Guiding Stochastic Optimization Algorithms with Experimental Data to Model Protein

Energy Landscapes and Structural Transitions

Amarda Shehu

.

n/a, Fairfax, USA.

Some of the most complex human disorders are driven by DNA mutations that percolate to

protein dysfunction. While it is known that mutations percolate to dysfunction by changing the

energy landscape and in turn the structural dynamics of a protein, quantifying changes to the

landscape and dynamics of a protein in response to a mutation remains elusive. Even

reconstructing the energy landscape of the healthy, wildtype form of a protein is currently out of

reach. While the challenges to wet- and dry-laboratory techniques are different in nature, they all

relate to the fact that the dynamics of interest, corresponding to structural transitions on the

energy landscape, spans disparate spatio-temporal scales.

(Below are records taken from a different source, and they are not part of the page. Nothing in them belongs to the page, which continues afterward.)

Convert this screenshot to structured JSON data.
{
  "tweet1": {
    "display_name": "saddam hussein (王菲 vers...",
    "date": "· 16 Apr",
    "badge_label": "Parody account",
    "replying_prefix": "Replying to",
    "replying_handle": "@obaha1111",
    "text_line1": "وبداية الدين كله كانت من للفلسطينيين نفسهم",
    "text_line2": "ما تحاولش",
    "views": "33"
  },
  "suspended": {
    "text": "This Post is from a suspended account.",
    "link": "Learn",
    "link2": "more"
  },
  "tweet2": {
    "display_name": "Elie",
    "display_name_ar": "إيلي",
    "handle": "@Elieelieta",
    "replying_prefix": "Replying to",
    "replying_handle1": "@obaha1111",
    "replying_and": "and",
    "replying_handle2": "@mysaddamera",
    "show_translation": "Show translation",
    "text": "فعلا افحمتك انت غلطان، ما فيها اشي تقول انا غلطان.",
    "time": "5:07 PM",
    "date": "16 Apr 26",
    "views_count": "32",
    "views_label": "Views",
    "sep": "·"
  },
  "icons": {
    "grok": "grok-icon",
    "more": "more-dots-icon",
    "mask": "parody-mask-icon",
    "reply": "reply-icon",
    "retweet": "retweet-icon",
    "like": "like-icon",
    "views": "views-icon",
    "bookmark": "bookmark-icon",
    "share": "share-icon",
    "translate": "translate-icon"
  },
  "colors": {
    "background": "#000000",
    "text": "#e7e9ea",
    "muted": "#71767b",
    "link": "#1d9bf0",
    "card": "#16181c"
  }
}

Recent work in our laboratory is exploiting the wealth of accumulated structural data on a

protein’s variants to address some of the outstanding challenges to in-silico models of

equilibrium dynamics. Stochastic opimization algorithms are developed in our laboratory to

build detailed, yet resource-aware maps of protein energy landscapes. These algorithms exploit

experimental data to make informed algorithmic decisions such as variable selection and

variation operators. The algorithms first construct unstructured, sample-based maps of a

protein’s energy landscape, and then enrich such maps with connectivity information to obtain

the connected landscape. The latter can provide information on any structural transitions of

interest, as well as yield summary statistics on dynamics. Studies on several proteins show this

approach is promising and can reconstruct landscapes that currently remain beyond the reach of

molecular dynamics and monte carlo-based approaches. Results on specific proteins of

importance to human disorders make the case that the computed, connected landscapes advance

our understanding of the role of dynamics on how mutations percolate to dysfunction and even

provide directions of relevance for novel therapeutics.